When the Apostle Paul was known only as Saul of Tarsus, he sought to destroy the body of Christ. He guarded the coats of those who stoned Stephen, and the blood of that day only gave him a thirst for more. As an enforcer for the Sanhedrin, his manner and methods presaged the horrors of the Inquisition. He was violent, cruel, and passionate about persecuting Christians. Such was the man who would become one of the most prominent figures of the first century church. How could one who had imprisoned, tortured, and murdered Christians later serve them without a life-debilitating guilt?
1 Timothy 1:16
Howbeit for this cause I obtained mercy, that in me first Jesus Christ might shew forth all longsuffering, for a pattern to them which should hereafter believe on him to life everlasting.
Paul said that Christ forgave him so that He could make an example out of him. “If the Lord can do this with me,” Paul is saying, “imagine what He can do with you.” His life’s story is given to us for a pattern. What was the pattern? In walking away from his sin, Paul applied the sin, burnt, and peace offerings of the Lord Jesus Christ. He shows this to us in reverse order.
1 Timothy 1:12
And I thank Christ Jesus our Lord, who hath enabled me, for that he counted me faithful, putting me into the ministry…
This is the peace offering. He was thankful to the Lord and was doing good unto others. Any time we are doing good to others we are in “the ministry.” The burnt offering is also embedded in this verse. Paul says that Jesus counted him faithful. This means that he was living a consecrated life to God. His faith wasn’t a Sunday-only affair (or in Paul’s case, a Sabbath-only affair). He faithfully walked the Christian walk, which ultimately led him into the apostolic office.
1 Timothy 1:13
Who was before a blasphemer, and a persecutor, and injurious: but I obtained mercy, because I did it ignorantly in unbelief.
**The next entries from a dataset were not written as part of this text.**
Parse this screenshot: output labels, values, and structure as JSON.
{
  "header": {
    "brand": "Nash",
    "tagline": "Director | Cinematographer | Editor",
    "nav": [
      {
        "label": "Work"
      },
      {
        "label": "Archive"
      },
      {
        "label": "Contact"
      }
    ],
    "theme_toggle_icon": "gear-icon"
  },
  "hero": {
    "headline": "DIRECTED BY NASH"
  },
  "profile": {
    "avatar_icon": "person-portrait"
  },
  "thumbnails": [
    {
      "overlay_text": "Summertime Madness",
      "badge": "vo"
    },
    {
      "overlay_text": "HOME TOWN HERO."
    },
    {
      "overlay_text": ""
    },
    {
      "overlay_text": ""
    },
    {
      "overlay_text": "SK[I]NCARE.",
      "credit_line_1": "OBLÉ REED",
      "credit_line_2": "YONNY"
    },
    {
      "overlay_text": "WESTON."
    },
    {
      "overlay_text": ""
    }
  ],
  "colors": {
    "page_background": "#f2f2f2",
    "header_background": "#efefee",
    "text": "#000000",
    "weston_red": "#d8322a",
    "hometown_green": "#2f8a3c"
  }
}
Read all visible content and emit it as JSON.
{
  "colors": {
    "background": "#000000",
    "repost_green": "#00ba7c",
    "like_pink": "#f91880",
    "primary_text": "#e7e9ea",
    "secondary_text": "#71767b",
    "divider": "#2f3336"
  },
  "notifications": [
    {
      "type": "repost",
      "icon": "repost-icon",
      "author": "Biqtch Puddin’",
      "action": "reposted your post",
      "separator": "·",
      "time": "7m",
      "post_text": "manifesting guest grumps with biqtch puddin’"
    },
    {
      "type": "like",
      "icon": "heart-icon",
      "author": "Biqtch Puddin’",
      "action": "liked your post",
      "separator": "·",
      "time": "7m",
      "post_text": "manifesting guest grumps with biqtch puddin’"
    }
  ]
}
Do you see the sin sacrifice in this verse? Remember that the sin sacrifice was provided for unintentional sins, sins done in ignorance. Jesus had mercy on Paul because Paul had sinned in ignorance. Furthermore, Paul received the atonement provided for him in the sin sacrifice of the Lord Jesus Christ. But he didn’t stop there. Paul pursued the Lord with more zeal and passion than he had applied to persecuting Him. Paul consecrated himself as a burnt offering to the Lord and was continually grateful for the Damascus encounter. He didn’t frustrate the grace of God; he let it work through him knowing, that the power of God was not dependent upon what he had or had not done, but resided firmly on the foundation of the accomplished righteousness of Jesus Christ.